Squeezing the layup into the tube proved pretty hard/annoying, especially after I test-inflated the tube and couldn’t fully deflate it. Below are the fibers after two multiple attempts of inserting them :/ The less external overlap you’re comfortable with, the easier this step is — but I’d rather be safe. There is some fraying due to the repeated insertion, I should have taken the picture earlier :) But the final results look great both inside and outside after pressurization via the tube and being fully cured.
Below are the fibers laid up, cling wrap over wet fibers and frame around hole (to avoid tape residue on other parts of frame), cover plate and then wrapped cover plate tightly in packing tape to hold shape. Then the internal tube was inflated to a little under 20psi. When I re-inflated it again two hours later to 22psi, the tube exploded again but the resin was fortunately already mostly hardened. It’s probably not wise to inflate over 20psi (that’s 20lbs per each square inch pushing apart the frame) as frames are really not built to withstand internal expansion. 20 psi was a guess, be careful and pick a pressure you think is right — if you over-inflate you will crack your frame and it’ll be done.
Here are the results after removing the internal tube and cover plate. There is some excess resin that was pushed out, I did not see as much resin on the inside. The excess resin had to be sanded down. Again, wear a (proper!) respirator when saning CF and work outside (or in a well-ventilated room).
As you can see the fibers follow the natural tube shape quite well. The whole area looks pretty good after sanding. You can see the repair pretty well due to the difference in carbon fabric.

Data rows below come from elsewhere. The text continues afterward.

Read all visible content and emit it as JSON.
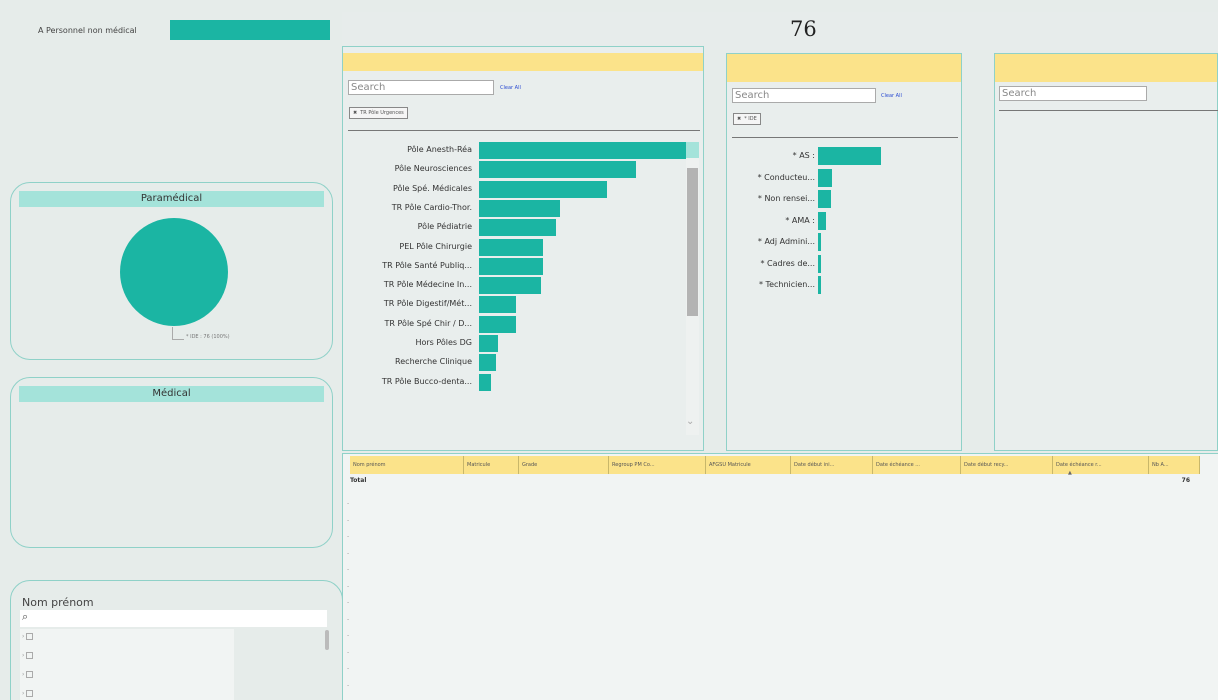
{
  "sidebar": {
    "legend_label": "A Personnel non médical",
    "card_paramedical_title": "Paramédical",
    "pie_label": "* IDE : 76 (100%)",
    "card_medical_title": "Médical",
    "slicer_title": "Nom prénom",
    "search_icon": "⌕"
  },
  "kpi": {
    "value": "76"
  },
  "panel_pole": {
    "search_placeholder": "Search",
    "clear_all": "Clear All",
    "chip": "TR Pôle Urgences",
    "bars": [
      {
        "label": "Pôle Anesth-Réa",
        "value": 100
      },
      {
        "label": "Pôle Neurosciences",
        "value": 76
      },
      {
        "label": "Pôle Spé. Médicales",
        "value": 62
      },
      {
        "label": "TR Pôle Cardio-Thor.",
        "value": 39
      },
      {
        "label": "Pôle Pédiatrie",
        "value": 37
      },
      {
        "label": "PEL Pôle Chirurgie",
        "value": 31
      },
      {
        "label": "TR Pôle Santé Publiq...",
        "value": 31
      },
      {
        "label": "TR Pôle Médecine In...",
        "value": 30
      },
      {
        "label": "TR Pôle Digestif/Mét...",
        "value": 18
      },
      {
        "label": "TR Pôle Spé Chir / D...",
        "value": 18
      },
      {
        "label": "Hors Pôles DG",
        "value": 9
      },
      {
        "label": "Recherche Clinique",
        "value": 8
      },
      {
        "label": "TR Pôle Bucco-denta...",
        "value": 6
      }
    ]
  },
  "panel_grade": {
    "search_placeholder": "Search",
    "clear_all": "Clear All",
    "chip": "* IDE",
    "bars": [
      {
        "label": "* AS :",
        "value": 100
      },
      {
        "label": "* Conducteu...",
        "value": 22
      },
      {
        "label": "* Non rensei...",
        "value": 20
      },
      {
        "label": "* AMA :",
        "value": 12
      },
      {
        "label": "* Adj Admini...",
        "value": 5
      },
      {
        "label": "* Cadres de...",
        "value": 5
      },
      {
        "label": "* Technicien...",
        "value": 5
      }
    ]
  },
  "panel_three": {
    "search_placeholder": "Search"
  },
  "table": {
    "columns": [
      "Nom prénom",
      "Matricule",
      "Grade",
      "Regroup PM Co...",
      "AFGSU Matricule",
      "Date début ini...",
      "Date échéance ...",
      "Date début recy...",
      "Date échéance r...",
      "Nb A..."
    ],
    "total_label": "Total",
    "total_value": "76"
  }
}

That black stuff on the downtube is sticky tape residue from the downtube protector. Now if the downtube protector had done it’s job in the first place…
Since the ISCG tabs and bottom bracket are in the way and the damaged area is concave (easy to compress with tape) I decided not to vacuum bag the external layers and just compact them with electrical tape. This usually requires more cleanup but would be quicker overall.

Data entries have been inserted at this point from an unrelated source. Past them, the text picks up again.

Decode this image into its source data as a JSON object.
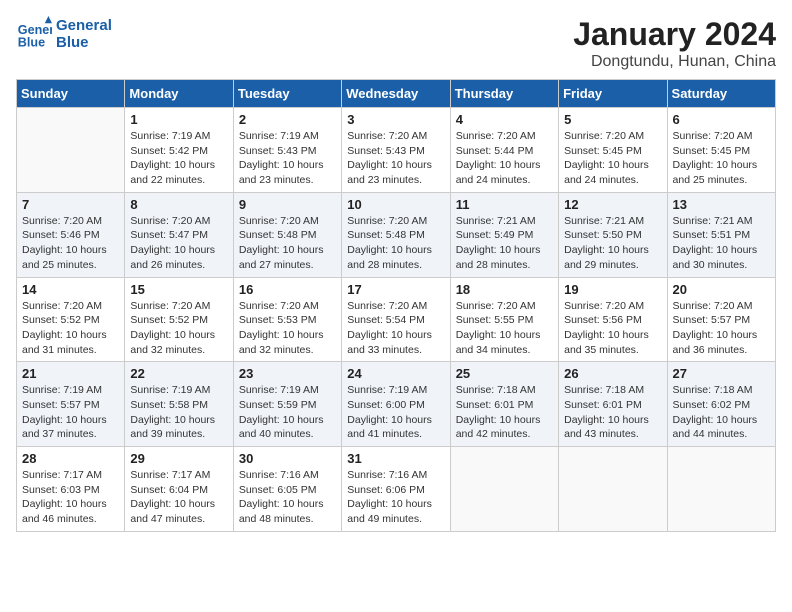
{
  "app": {
    "name_line1": "General",
    "name_line2": "Blue"
  },
  "title": "January 2024",
  "subtitle": "Dongtundu, Hunan, China",
  "weekdays": [
    "Sunday",
    "Monday",
    "Tuesday",
    "Wednesday",
    "Thursday",
    "Friday",
    "Saturday"
  ],
  "weeks": [
    [
      {
        "day": "",
        "info": ""
      },
      {
        "day": "1",
        "info": "Sunrise: 7:19 AM\nSunset: 5:42 PM\nDaylight: 10 hours\nand 22 minutes."
      },
      {
        "day": "2",
        "info": "Sunrise: 7:19 AM\nSunset: 5:43 PM\nDaylight: 10 hours\nand 23 minutes."
      },
      {
        "day": "3",
        "info": "Sunrise: 7:20 AM\nSunset: 5:43 PM\nDaylight: 10 hours\nand 23 minutes."
      },
      {
        "day": "4",
        "info": "Sunrise: 7:20 AM\nSunset: 5:44 PM\nDaylight: 10 hours\nand 24 minutes."
      },
      {
        "day": "5",
        "info": "Sunrise: 7:20 AM\nSunset: 5:45 PM\nDaylight: 10 hours\nand 24 minutes."
      },
      {
        "day": "6",
        "info": "Sunrise: 7:20 AM\nSunset: 5:45 PM\nDaylight: 10 hours\nand 25 minutes."
      }
    ],
    [
      {
        "day": "7",
        "info": "Sunrise: 7:20 AM\nSunset: 5:46 PM\nDaylight: 10 hours\nand 25 minutes."
      },
      {
        "day": "8",
        "info": "Sunrise: 7:20 AM\nSunset: 5:47 PM\nDaylight: 10 hours\nand 26 minutes."
      },
      {
        "day": "9",
        "info": "Sunrise: 7:20 AM\nSunset: 5:48 PM\nDaylight: 10 hours\nand 27 minutes."
      },
      {
        "day": "10",
        "info": "Sunrise: 7:20 AM\nSunset: 5:48 PM\nDaylight: 10 hours\nand 28 minutes."
      },
      {
        "day": "11",
        "info": "Sunrise: 7:21 AM\nSunset: 5:49 PM\nDaylight: 10 hours\nand 28 minutes."
      },
      {
        "day": "12",
        "info": "Sunrise: 7:21 AM\nSunset: 5:50 PM\nDaylight: 10 hours\nand 29 minutes."
      },
      {
        "day": "13",
        "info": "Sunrise: 7:21 AM\nSunset: 5:51 PM\nDaylight: 10 hours\nand 30 minutes."
      }
    ],
    [
      {
        "day": "14",
        "info": "Sunrise: 7:20 AM\nSunset: 5:52 PM\nDaylight: 10 hours\nand 31 minutes."
      },
      {
        "day": "15",
        "info": "Sunrise: 7:20 AM\nSunset: 5:52 PM\nDaylight: 10 hours\nand 32 minutes."
      },
      {
        "day": "16",
        "info": "Sunrise: 7:20 AM\nSunset: 5:53 PM\nDaylight: 10 hours\nand 32 minutes."
      },
      {
        "day": "17",
        "info": "Sunrise: 7:20 AM\nSunset: 5:54 PM\nDaylight: 10 hours\nand 33 minutes."
      },
      {
        "day": "18",
        "info": "Sunrise: 7:20 AM\nSunset: 5:55 PM\nDaylight: 10 hours\nand 34 minutes."
      },
      {
        "day": "19",
        "info": "Sunrise: 7:20 AM\nSunset: 5:56 PM\nDaylight: 10 hours\nand 35 minutes."
      },
      {
        "day": "20",
        "info": "Sunrise: 7:20 AM\nSunset: 5:57 PM\nDaylight: 10 hours\nand 36 minutes."
      }
    ],
    [
      {
        "day": "21",
        "info": "Sunrise: 7:19 AM\nSunset: 5:57 PM\nDaylight: 10 hours\nand 37 minutes."
      },
      {
        "day": "22",
        "info": "Sunrise: 7:19 AM\nSunset: 5:58 PM\nDaylight: 10 hours\nand 39 minutes."
      },
      {
        "day": "23",
        "info": "Sunrise: 7:19 AM\nSunset: 5:59 PM\nDaylight: 10 hours\nand 40 minutes."
      },
      {
        "day": "24",
        "info": "Sunrise: 7:19 AM\nSunset: 6:00 PM\nDaylight: 10 hours\nand 41 minutes."
      },
      {
        "day": "25",
        "info": "Sunrise: 7:18 AM\nSunset: 6:01 PM\nDaylight: 10 hours\nand 42 minutes."
      },
      {
        "day": "26",
        "info": "Sunrise: 7:18 AM\nSunset: 6:01 PM\nDaylight: 10 hours\nand 43 minutes."
      },
      {
        "day": "27",
        "info": "Sunrise: 7:18 AM\nSunset: 6:02 PM\nDaylight: 10 hours\nand 44 minutes."
      }
    ],
    [
      {
        "day": "28",
        "info": "Sunrise: 7:17 AM\nSunset: 6:03 PM\nDaylight: 10 hours\nand 46 minutes."
      },
      {
        "day": "29",
        "info": "Sunrise: 7:17 AM\nSunset: 6:04 PM\nDaylight: 10 hours\nand 47 minutes."
      },
      {
        "day": "30",
        "info": "Sunrise: 7:16 AM\nSunset: 6:05 PM\nDaylight: 10 hours\nand 48 minutes."
      },
      {
        "day": "31",
        "info": "Sunrise: 7:16 AM\nSunset: 6:06 PM\nDaylight: 10 hours\nand 49 minutes."
      },
      {
        "day": "",
        "info": ""
      },
      {
        "day": "",
        "info": ""
      },
      {
        "day": "",
        "info": ""
      }
    ]
  ]
}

I took few pictures of the external layup but I first broadened the sanded area to around 1 inch around the original hole, then applied three layers of CF 45/90/45 orientation, each layer growing in diameter to avoid stress risers.
Then cling wrap was applied, and then taped over and compressed with electrical tape. Small holes were pierced into the tape to drain excess resin. The tape wrapping usually leaves a wavy pattern where tape layers overlap and requires some cleanup.

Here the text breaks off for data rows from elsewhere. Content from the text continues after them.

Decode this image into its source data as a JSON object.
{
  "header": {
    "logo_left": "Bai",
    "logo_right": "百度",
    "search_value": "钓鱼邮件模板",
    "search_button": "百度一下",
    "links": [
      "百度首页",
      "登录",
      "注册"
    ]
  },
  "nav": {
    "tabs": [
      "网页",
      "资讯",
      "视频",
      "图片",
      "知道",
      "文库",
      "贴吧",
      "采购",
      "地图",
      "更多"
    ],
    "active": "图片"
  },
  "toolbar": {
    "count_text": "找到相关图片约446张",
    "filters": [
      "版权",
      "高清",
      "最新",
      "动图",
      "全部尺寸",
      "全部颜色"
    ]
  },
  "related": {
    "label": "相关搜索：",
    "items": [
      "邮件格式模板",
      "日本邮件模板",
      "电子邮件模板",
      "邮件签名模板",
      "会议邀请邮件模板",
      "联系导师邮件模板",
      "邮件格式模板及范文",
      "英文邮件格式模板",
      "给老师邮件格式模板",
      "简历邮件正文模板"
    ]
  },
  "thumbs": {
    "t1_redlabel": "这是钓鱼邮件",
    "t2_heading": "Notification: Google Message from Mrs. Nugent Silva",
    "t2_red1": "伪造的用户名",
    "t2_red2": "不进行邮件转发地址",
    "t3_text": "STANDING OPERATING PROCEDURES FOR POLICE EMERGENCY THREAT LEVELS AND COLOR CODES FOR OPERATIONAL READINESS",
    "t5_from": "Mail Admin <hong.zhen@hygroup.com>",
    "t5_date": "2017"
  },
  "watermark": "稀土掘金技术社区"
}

Here are some shots after curing and removing the layers of tape. The wavy compression imprint I expected was not there. I usually compressed over a softer foam core as opposed to the harden carbon fiber surface here.
And now some final shots after sanding and clean-up. With a bit more work this could have looked even better but I couldn’t wait to build the frame and finally test-ride the bike!
The final result after 80, 120 and 400 grit sanding. This would require a couple more passes of finer grit to look really, really great and polished and some careful trimming around the carbon fiber edge area.
Some internal shots — apologies, it was very hard to get good pictures.
The repair is at the very bottom curved part, as seen straight on. The wall looks smooth and well compacted. This looks as well as I could hope.
If you look carefully you can see a bit of the inner tube’s texture and molding marks that were transferred into the resin when pressurized, that’s a good sign that we got some good compaction and pressure.
The bulbous part that sticks out of the wall near those metal bosses is a cable port and from factory.
And then it was time to build her up! So far I really like the bike though I’d like to try another rear shock (more on that later) for some of the rougher local trails where the Fox Float feels overwhelmed.